More particularly, we found that although most of these top-tier universities offer entrepreneurship education for graduate and undergraduate students alike, few target Ph.D. students. We also learned that because most of the graduate courses in entrepreneurship originate in business or engineering schools, few are truly interdisciplinary. We also found that Ph.D. students are more likely to participate in entrepreneurial activity if they have faculty advisors who are themselves entrepreneurs or at least entrepreneurial-minded.

Stanford University particularly stands out as an exemplary entrepreneurial environment for students. It benefits from education-industry partnerships that provide access to the most innovative companies in Silicon Valley. UC Berkeley distinguishes itself, too, for its emphasis on interdisciplinary entrepreneurial development and close collaboration with nearby startup incubators.

Dartmouth College pioneered the first engineering Ph.D. innovation program that provides entrepreneurial training to turn research discoveries into market solutions. The PhD fellows take additional coursework in business, innovation, and entrepreneurship, and spend up to six months at an industry internship. 

Entrepreneurship education should be democratized. Other universities should follow the examples set by the top-tiers. All students—even those on a budget—should have access to the equivalent of an Ivy League experience.

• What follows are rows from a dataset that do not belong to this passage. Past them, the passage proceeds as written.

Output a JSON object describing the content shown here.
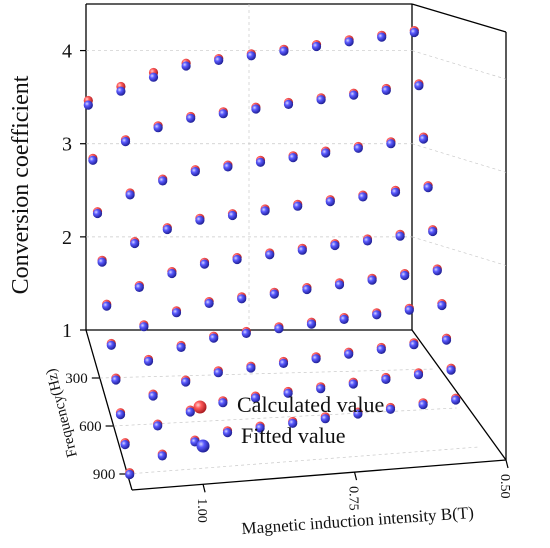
{
  "chart_data": {
    "type": "scatter",
    "dimensions": 3,
    "x_axis": {
      "label": "Magnetic induction intensity B(T)",
      "ticks": [
        "1.00",
        "0.75",
        "0.50"
      ],
      "range": [
        1.0,
        0.5
      ]
    },
    "y_axis": {
      "label": "Frequency(Hz)",
      "ticks": [
        "300",
        "600",
        "900"
      ],
      "range": [
        0,
        1000
      ]
    },
    "z_axis": {
      "label": "Conversion coefficient",
      "ticks": [
        "1",
        "2",
        "3",
        "4"
      ],
      "range": [
        1,
        4.5
      ]
    },
    "grid": true,
    "legend": {
      "position": "bottom-center",
      "entries": [
        "Calculated value",
        "Fitted value"
      ]
    },
    "series": [
      {
        "name": "Calculated value",
        "color": "#d9363b",
        "curves": [
          {
            "B": 1.0,
            "F": [
              50,
              150,
              250,
              350,
              450,
              550,
              650,
              750,
              850,
              950
            ],
            "z": [
              3.55,
              3.1,
              2.7,
              2.35,
              2.05,
              1.8,
              1.6,
              1.4,
              1.25,
              1.1
            ]
          },
          {
            "B": 0.95,
            "F": [
              50,
              150,
              250,
              350,
              450,
              550,
              650,
              750,
              850,
              950
            ],
            "z": [
              3.7,
              3.3,
              2.9,
              2.55,
              2.25,
              2.0,
              1.8,
              1.6,
              1.45,
              1.3
            ]
          },
          {
            "B": 0.9,
            "F": [
              50,
              150,
              250,
              350,
              450,
              550,
              650,
              750,
              850,
              950
            ],
            "z": [
              3.85,
              3.45,
              3.05,
              2.7,
              2.4,
              2.15,
              1.95,
              1.75,
              1.6,
              1.45
            ]
          },
          {
            "B": 0.85,
            "F": [
              50,
              150,
              250,
              350,
              450,
              550,
              650,
              750,
              850,
              950
            ],
            "z": [
              3.95,
              3.55,
              3.15,
              2.8,
              2.5,
              2.25,
              2.05,
              1.85,
              1.7,
              1.55
            ]
          },
          {
            "B": 0.8,
            "F": [
              50,
              150,
              250,
              350,
              450,
              550,
              650,
              750,
              850,
              950
            ],
            "z": [
              4.0,
              3.6,
              3.2,
              2.85,
              2.55,
              2.3,
              2.1,
              1.9,
              1.75,
              1.6
            ]
          },
          {
            "B": 0.75,
            "F": [
              50,
              150,
              250,
              350,
              450,
              550,
              650,
              750,
              850,
              950
            ],
            "z": [
              4.05,
              3.65,
              3.25,
              2.9,
              2.6,
              2.35,
              2.15,
              1.95,
              1.8,
              1.65
            ]
          },
          {
            "B": 0.7,
            "F": [
              50,
              150,
              250,
              350,
              450,
              550,
              650,
              750,
              850,
              950
            ],
            "z": [
              4.1,
              3.7,
              3.3,
              2.95,
              2.65,
              2.4,
              2.2,
              2.0,
              1.85,
              1.7
            ]
          },
          {
            "B": 0.65,
            "F": [
              50,
              150,
              250,
              350,
              450,
              550,
              650,
              750,
              850,
              950
            ],
            "z": [
              4.15,
              3.75,
              3.35,
              3.0,
              2.7,
              2.45,
              2.25,
              2.05,
              1.9,
              1.75
            ]
          },
          {
            "B": 0.6,
            "F": [
              50,
              150,
              250,
              350,
              450,
              550,
              650,
              750,
              850,
              950
            ],
            "z": [
              4.2,
              3.8,
              3.4,
              3.05,
              2.75,
              2.5,
              2.3,
              2.1,
              1.95,
              1.8
            ]
          },
          {
            "B": 0.55,
            "F": [
              50,
              150,
              250,
              350,
              450,
              550,
              650,
              750,
              850,
              950
            ],
            "z": [
              4.25,
              3.85,
              3.45,
              3.1,
              2.8,
              2.55,
              2.35,
              2.15,
              2.0,
              1.85
            ]
          },
          {
            "B": 0.5,
            "F": [
              50,
              150,
              250,
              350,
              450,
              550,
              650,
              750,
              850,
              950
            ],
            "z": [
              4.3,
              3.9,
              3.5,
              3.15,
              2.85,
              2.6,
              2.4,
              2.2,
              2.05,
              1.9
            ]
          }
        ]
      },
      {
        "name": "Fitted value",
        "color": "#3b3bd6",
        "curves": [
          {
            "B": 1.0,
            "F": [
              50,
              150,
              250,
              350,
              450,
              550,
              650,
              750,
              850,
              950
            ],
            "z": [
              3.5,
              3.08,
              2.68,
              2.33,
              2.03,
              1.78,
              1.58,
              1.38,
              1.23,
              1.08
            ]
          },
          {
            "B": 0.95,
            "F": [
              50,
              150,
              250,
              350,
              450,
              550,
              650,
              750,
              850,
              950
            ],
            "z": [
              3.65,
              3.28,
              2.88,
              2.53,
              2.23,
              1.98,
              1.78,
              1.58,
              1.43,
              1.28
            ]
          },
          {
            "B": 0.9,
            "F": [
              50,
              150,
              250,
              350,
              450,
              550,
              650,
              750,
              850,
              950
            ],
            "z": [
              3.8,
              3.43,
              3.03,
              2.68,
              2.38,
              2.13,
              1.93,
              1.73,
              1.58,
              1.43
            ]
          },
          {
            "B": 0.85,
            "F": [
              50,
              150,
              250,
              350,
              450,
              550,
              650,
              750,
              850,
              950
            ],
            "z": [
              3.92,
              3.53,
              3.13,
              2.78,
              2.48,
              2.23,
              2.03,
              1.83,
              1.68,
              1.53
            ]
          },
          {
            "B": 0.8,
            "F": [
              50,
              150,
              250,
              350,
              450,
              550,
              650,
              750,
              850,
              950
            ],
            "z": [
              3.98,
              3.58,
              3.18,
              2.83,
              2.53,
              2.28,
              2.08,
              1.88,
              1.73,
              1.58
            ]
          },
          {
            "B": 0.75,
            "F": [
              50,
              150,
              250,
              350,
              450,
              550,
              650,
              750,
              850,
              950
            ],
            "z": [
              4.03,
              3.63,
              3.23,
              2.88,
              2.58,
              2.33,
              2.13,
              1.93,
              1.78,
              1.63
            ]
          },
          {
            "B": 0.7,
            "F": [
              50,
              150,
              250,
              350,
              450,
              550,
              650,
              750,
              850,
              950
            ],
            "z": [
              4.08,
              3.68,
              3.28,
              2.93,
              2.63,
              2.38,
              2.18,
              1.98,
              1.83,
              1.68
            ]
          },
          {
            "B": 0.65,
            "F": [
              50,
              150,
              250,
              350,
              450,
              550,
              650,
              750,
              850,
              950
            ],
            "z": [
              4.13,
              3.73,
              3.33,
              2.98,
              2.68,
              2.43,
              2.23,
              2.03,
              1.88,
              1.73
            ]
          },
          {
            "B": 0.6,
            "F": [
              50,
              150,
              250,
              350,
              450,
              550,
              650,
              750,
              850,
              950
            ],
            "z": [
              4.18,
              3.78,
              3.38,
              3.03,
              2.73,
              2.48,
              2.28,
              2.08,
              1.93,
              1.78
            ]
          },
          {
            "B": 0.55,
            "F": [
              50,
              150,
              250,
              350,
              450,
              550,
              650,
              750,
              850,
              950
            ],
            "z": [
              4.23,
              3.83,
              3.43,
              3.08,
              2.78,
              2.53,
              2.33,
              2.13,
              1.98,
              1.83
            ]
          },
          {
            "B": 0.5,
            "F": [
              50,
              150,
              250,
              350,
              450,
              550,
              650,
              750,
              850,
              950
            ],
            "z": [
              4.28,
              3.88,
              3.48,
              3.13,
              2.83,
              2.58,
              2.38,
              2.18,
              2.03,
              1.88
            ]
          }
        ]
      }
    ]
  }
}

Our university is taking a step in this new direction, to better expose our Ph.D. students to entrepreneurial experiences and career pathways. Last fall, we introduced a hands-on, real-world, interdisciplinary course on entrepreneurship for Ph.D. students. Built on a model designed by the National Science Foundation, the course is offered for credit and available to graduate students across disciplines through Lehigh@NasdaqCenter, partnering with the P.C. Rossin College of Engineering and Lehigh’s Office of Technology Transfer. 

It’s time for doctorates to get down to business. More Ph.D.s should treat the ideas that emerge from scholarship as entrepreneurial opportunities. But first, they must know how to harness all that valuable education in the service of both our society and our economy.